I have bought some welding equipment for Rufino Caniz, the visiting professor from Guatemala. Tools of the trade.  I still need to get a welding bag and some other hand tools and a four inch hand grinder.  But he does have enough to start and I will get him a good welding jacket that fits, later on.  Rufino is at ICC to help with the development of the solar coffee bean dryer and to learn skills that he can take back to Guatemala and teach others.  I will be working with him and will be the person to do the introductions to the other instructors that he will take classes from.
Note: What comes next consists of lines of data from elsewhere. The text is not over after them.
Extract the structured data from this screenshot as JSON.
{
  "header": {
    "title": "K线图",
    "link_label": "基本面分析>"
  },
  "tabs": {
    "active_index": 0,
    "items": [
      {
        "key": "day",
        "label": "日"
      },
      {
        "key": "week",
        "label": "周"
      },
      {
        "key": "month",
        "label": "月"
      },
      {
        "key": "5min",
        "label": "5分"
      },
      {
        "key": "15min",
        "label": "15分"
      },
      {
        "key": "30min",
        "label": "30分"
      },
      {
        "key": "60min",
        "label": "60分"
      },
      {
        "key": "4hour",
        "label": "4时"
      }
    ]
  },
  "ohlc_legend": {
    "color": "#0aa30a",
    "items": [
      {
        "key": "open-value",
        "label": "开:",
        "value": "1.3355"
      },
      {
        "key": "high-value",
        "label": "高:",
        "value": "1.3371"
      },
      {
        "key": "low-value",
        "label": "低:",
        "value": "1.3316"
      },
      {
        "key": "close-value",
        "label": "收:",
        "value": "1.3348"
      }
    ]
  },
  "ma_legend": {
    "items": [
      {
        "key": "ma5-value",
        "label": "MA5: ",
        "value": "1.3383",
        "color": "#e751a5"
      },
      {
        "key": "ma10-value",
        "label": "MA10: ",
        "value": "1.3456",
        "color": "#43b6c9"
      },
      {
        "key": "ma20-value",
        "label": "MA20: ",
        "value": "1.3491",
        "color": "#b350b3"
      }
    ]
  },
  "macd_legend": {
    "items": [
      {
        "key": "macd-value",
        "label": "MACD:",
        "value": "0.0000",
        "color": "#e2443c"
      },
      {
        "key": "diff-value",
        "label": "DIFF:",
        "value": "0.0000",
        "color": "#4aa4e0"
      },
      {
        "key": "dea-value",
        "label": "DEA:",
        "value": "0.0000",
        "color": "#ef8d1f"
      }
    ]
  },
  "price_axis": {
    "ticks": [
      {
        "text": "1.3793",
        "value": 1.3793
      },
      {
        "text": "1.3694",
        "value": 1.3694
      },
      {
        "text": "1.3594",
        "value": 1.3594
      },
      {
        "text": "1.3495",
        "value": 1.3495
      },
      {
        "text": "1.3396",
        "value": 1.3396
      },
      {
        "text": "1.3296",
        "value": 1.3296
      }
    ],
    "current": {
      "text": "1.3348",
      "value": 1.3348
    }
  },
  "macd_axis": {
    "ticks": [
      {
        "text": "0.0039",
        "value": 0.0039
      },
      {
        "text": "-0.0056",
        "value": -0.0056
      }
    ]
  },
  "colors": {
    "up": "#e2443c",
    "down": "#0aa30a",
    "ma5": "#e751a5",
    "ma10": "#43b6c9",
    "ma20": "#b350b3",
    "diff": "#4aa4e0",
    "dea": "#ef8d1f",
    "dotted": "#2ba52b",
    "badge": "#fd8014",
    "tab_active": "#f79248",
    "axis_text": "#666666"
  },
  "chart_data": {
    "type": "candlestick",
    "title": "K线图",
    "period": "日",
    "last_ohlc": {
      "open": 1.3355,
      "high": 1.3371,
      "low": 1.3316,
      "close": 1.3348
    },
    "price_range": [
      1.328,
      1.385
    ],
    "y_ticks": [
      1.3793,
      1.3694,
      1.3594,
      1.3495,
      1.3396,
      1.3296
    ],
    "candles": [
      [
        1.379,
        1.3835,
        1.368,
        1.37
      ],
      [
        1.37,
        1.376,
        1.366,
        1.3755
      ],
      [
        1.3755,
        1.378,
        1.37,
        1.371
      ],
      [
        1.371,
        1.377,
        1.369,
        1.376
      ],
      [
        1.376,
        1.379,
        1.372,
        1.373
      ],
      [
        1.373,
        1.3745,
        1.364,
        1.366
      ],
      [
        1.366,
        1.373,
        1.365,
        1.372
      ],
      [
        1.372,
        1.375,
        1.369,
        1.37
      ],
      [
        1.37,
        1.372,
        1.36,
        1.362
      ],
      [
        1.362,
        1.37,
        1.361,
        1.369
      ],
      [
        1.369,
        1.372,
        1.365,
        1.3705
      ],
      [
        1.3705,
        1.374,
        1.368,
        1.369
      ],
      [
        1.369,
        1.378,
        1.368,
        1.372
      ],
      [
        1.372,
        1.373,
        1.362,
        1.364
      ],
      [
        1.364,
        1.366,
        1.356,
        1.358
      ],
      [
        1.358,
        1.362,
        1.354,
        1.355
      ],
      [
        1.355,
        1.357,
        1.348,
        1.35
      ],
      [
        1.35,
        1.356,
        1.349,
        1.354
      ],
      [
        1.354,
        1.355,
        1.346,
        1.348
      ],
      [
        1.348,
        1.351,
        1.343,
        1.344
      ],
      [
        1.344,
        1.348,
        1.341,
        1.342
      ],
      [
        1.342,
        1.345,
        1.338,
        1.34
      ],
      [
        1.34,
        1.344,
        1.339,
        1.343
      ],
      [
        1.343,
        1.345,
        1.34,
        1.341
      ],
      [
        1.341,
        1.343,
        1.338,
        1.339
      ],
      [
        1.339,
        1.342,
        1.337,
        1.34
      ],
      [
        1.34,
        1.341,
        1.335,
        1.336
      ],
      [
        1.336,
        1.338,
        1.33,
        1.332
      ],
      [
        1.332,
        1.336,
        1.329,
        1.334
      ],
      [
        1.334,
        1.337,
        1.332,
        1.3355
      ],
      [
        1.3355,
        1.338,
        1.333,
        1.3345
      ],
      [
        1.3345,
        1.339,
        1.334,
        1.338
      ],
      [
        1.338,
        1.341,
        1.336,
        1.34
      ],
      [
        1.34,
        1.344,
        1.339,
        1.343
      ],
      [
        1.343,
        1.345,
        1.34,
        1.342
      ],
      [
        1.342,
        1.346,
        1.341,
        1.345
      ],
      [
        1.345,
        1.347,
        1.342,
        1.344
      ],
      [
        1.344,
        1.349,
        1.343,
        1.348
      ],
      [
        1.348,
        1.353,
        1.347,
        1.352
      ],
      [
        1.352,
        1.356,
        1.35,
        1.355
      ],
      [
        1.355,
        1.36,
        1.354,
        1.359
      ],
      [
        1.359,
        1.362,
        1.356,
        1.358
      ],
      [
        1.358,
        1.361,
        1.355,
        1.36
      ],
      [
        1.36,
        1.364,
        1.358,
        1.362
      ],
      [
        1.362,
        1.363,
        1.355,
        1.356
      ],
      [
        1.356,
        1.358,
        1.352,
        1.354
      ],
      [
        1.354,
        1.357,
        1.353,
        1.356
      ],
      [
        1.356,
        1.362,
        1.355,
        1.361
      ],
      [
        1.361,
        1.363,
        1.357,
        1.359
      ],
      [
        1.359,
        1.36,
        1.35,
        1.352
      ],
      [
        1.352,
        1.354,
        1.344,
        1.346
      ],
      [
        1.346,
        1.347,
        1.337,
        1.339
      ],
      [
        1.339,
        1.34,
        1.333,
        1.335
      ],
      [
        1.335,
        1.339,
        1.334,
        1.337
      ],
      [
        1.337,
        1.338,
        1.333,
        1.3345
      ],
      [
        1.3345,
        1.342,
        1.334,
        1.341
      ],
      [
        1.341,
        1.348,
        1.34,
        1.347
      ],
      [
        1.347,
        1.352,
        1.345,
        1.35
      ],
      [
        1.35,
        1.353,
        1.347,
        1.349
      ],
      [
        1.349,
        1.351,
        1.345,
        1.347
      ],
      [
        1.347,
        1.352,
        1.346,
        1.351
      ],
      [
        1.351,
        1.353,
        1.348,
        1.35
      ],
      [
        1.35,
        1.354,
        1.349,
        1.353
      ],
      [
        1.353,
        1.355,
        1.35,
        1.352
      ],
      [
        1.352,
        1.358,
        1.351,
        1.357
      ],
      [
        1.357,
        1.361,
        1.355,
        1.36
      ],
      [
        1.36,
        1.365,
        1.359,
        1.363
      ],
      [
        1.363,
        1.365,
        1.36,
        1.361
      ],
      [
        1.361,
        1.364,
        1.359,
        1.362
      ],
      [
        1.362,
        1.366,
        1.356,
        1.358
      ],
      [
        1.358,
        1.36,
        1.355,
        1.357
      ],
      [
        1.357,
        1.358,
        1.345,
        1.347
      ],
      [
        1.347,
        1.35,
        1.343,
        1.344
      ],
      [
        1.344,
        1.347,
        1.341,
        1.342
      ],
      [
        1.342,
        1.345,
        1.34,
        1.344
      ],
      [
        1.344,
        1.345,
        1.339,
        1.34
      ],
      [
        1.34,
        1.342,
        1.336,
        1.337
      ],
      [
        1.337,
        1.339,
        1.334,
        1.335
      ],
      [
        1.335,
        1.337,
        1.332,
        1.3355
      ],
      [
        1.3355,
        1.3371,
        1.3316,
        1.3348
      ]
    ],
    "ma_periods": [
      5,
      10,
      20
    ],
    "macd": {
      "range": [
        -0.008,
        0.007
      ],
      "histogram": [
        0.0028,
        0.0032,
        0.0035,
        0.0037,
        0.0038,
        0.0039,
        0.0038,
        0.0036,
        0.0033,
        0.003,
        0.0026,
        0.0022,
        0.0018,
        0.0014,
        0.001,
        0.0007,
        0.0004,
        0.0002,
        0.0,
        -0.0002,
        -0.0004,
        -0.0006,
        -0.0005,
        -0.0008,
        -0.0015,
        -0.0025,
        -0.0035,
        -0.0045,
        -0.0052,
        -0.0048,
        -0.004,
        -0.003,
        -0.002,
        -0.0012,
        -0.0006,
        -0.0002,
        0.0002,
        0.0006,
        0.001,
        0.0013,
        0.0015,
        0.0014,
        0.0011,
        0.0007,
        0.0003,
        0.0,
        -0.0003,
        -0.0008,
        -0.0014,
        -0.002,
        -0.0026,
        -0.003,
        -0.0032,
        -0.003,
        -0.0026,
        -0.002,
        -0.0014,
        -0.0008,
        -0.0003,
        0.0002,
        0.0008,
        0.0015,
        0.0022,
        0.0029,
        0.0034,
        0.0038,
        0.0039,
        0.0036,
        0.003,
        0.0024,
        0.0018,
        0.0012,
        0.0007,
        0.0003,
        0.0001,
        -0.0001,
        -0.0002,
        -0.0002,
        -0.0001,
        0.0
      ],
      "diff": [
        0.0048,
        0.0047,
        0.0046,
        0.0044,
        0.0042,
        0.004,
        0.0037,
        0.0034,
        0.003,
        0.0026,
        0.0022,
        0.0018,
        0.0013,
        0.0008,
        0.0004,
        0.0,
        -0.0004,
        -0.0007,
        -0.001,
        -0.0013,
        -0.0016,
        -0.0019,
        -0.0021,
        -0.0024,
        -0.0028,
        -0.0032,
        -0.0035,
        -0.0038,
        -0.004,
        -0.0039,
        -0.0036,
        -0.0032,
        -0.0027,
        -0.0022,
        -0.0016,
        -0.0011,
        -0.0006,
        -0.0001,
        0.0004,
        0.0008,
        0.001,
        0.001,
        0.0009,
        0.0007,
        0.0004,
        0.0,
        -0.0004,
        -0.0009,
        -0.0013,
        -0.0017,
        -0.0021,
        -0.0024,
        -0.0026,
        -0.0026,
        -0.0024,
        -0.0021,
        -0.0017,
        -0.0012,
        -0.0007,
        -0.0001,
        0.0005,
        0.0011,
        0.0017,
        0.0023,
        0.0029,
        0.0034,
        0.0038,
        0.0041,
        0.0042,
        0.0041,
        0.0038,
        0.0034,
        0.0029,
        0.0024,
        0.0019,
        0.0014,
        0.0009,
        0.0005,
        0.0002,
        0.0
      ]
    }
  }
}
He should arrive on campus on Wednesday, probably for the faculty dinner.

Saturday, August 13, 2011

New blog first post

Since I will be working on the development of a solar coffee bean dryer for Guatemala, I decided to start a blog about the process.  I find writing a blog to be helpful to me to stay focused and to get things done.  As a friend of mine said to me in China when he wanted me to enter a beer drinking contest, "Do it for your blog."  I did and I won.  So I will be keeping track of what I am doing and what others are doing as we work towards our goal of trying to dry coffee beans in a more environmentally friendly way.  I am also going to try and post some of what I am doing on my QQ blog, so my Chinese students will know what I am doing and hopefully be able to practice their English skills.  The project is really international.

This project should be very interesting.  I have made several good contacts with instructors at Illinois Central College and we should have several working models to test this fall.  I have one just about done and will start on another very soon.  I hope to have some students that are interested in collecting data from the working models so we can have benchmark data to work with.  I will be taking two solar energy classes at ICC this fall semester and hope to learn a lot more about solar power.

I can always use some help on this project.  Feel free to volunteer.  Any help would be appreciated.  I could use ideas, information, the name of an organization to contact for funding, labor and just words of encouragement.  I will be able to be more specific as the weeks go by.  Right now we are just in the process of getting started and waiting for the fall semester to start so all the faculty are back on campus.   I plan to post pictures of the area and the people of Guatemala, our project, and the people involved so people can see what we are doing.  I also will post information about the different types of driers we are testing so people can see what we are doing, offer suggestions, or start on their own solar drier to see if they can do a better one.   Time to go to work.   I need to finish my mini-grant for ICC to see if I can get some type of funding.